1 RAJA-RAJA 19:12
Teks
Api sudah lewat. Elia masih berdiri di mulut gua, punggungnya menempel pada batu yang baru saja diguncang, dan telinganya berdenging. Tiga kali alam mengamuk di depan matanya: angin yang membelah gunung, gempa, lalu api. Tiga kali ia menunggu, dan tiga kali kalimat yang sama jatuh seperti pintu tertutup: "tidak ada TUHAN" di dalamnya. Lalu semuanya berhenti. Dan justru di dalam kekosongan sesudah kehancuran itu, ayat ini menempatkan satu hal yang hampir tidak layak disebut suara: "setelah api ada suara bisikan yang lembut." Sesuatu yang begitu halus sehingga Elia harus berhenti bernapas untuk mendengarnya. Di situlah Tuhan berada. Bukan di dalam kegemuruhan yang ia harapkan, tetapi dalam keheningan yang tidak ia perhitungkan.
Inti
Ini bukan pelajaran bahwa Allah selalu berbicara dengan lembut. Elia baru saja melihat api turun dari langit di Karmel; Tuhan sanggup menggelegar. Persoalannya lebih tajam: Elia datang ke Horeb membawa teologi kemenangan. Ia ingin Allah yang membelah gunung, yang menyelesaikan Israel dengan satu pukulan, yang membenarkan hambanya secara spektakuler. Dan Tuhan menolak muncul di dalam skenario itu. Dia lewat, tetapi tidak di sana. Yang tersisa bagi Elia hanyalah bisikan, dan bisikan itu tidak menghancurkan apa pun kecuali gambaran Elia tentang bagaimana Allah seharusnya bekerja.

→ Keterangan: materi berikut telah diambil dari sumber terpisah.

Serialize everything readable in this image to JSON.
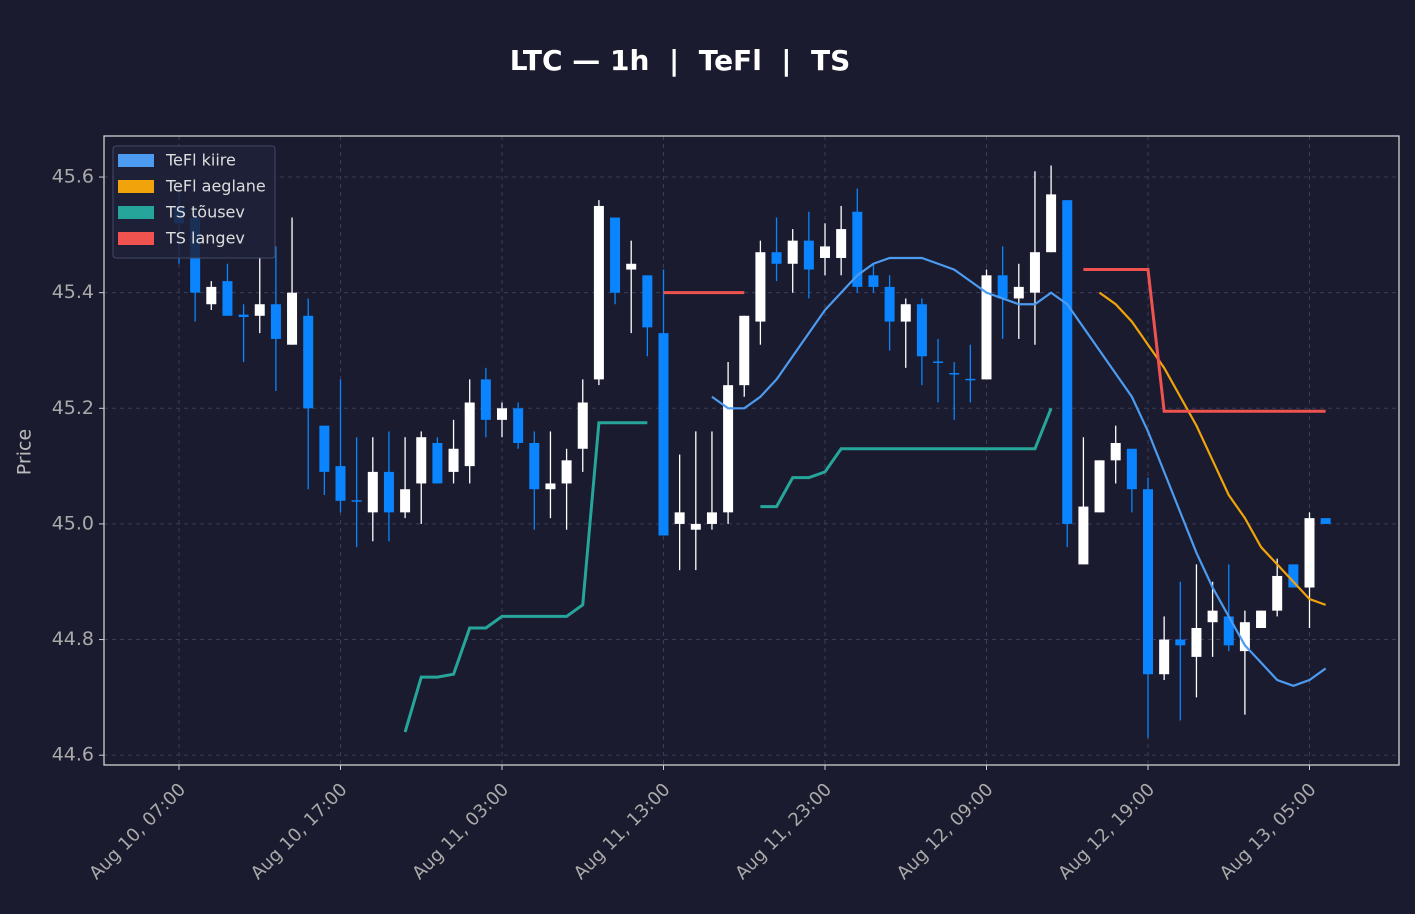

Inilah anugerah yang tidak nyaman: Tuhan tidak menyesuaikan diri dengan kebutuhan kita akan bukti yang mengguncang. Dia mendekat justru pada titik di mana kita sudah kehabisan tenaga untuk menuntut, dan Dia berbicara begitu pelan sehingga hanya orang yang benar-benar berhenti dapat mendengarnya.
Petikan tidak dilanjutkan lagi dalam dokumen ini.